I’ve found virtual threads to be particularly valuable in API-heavy applications where we need to make multiple concurrent service calls. Before virtual threads, I would carefully tune thread pools to avoid resource exhaustion. Now, I simply create a virtual thread for each task, resulting in cleaner, more maintainable code.
The transition to virtual threads doesn’t require a complete rewrite of existing applications. In many cases, you can replace your executor services with virtual thread executors and immediately gain scalability benefits.
Virtual threads in Java represent a significant evolution in concurrent programming.
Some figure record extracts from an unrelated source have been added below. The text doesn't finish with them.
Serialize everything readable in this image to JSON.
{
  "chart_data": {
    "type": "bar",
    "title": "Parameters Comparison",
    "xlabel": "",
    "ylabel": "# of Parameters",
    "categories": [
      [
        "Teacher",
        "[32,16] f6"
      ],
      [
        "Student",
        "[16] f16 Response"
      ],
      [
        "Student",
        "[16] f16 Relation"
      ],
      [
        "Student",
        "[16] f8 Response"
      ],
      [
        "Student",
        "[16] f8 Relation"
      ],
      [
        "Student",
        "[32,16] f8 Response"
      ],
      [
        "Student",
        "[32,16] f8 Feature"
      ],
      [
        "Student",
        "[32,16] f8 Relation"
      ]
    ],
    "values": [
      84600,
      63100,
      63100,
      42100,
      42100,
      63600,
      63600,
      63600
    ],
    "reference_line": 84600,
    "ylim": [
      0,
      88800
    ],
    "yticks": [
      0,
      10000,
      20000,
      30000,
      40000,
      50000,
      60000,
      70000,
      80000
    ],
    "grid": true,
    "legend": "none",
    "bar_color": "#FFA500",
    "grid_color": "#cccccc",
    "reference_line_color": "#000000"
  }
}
By implementing these techniques, we can build applications that scale efficiently to handle thousands or millions of concurrent operations, all while maintaining code simplicity and readability.
The real power of virtual threads comes from the realization that we can now think about concurrency in terms of the logical structure of our problem rather than the physical limitations of our hardware. This shift in mindset allows us to write more natural, direct code that better represents the concurrent nature of the systems we build.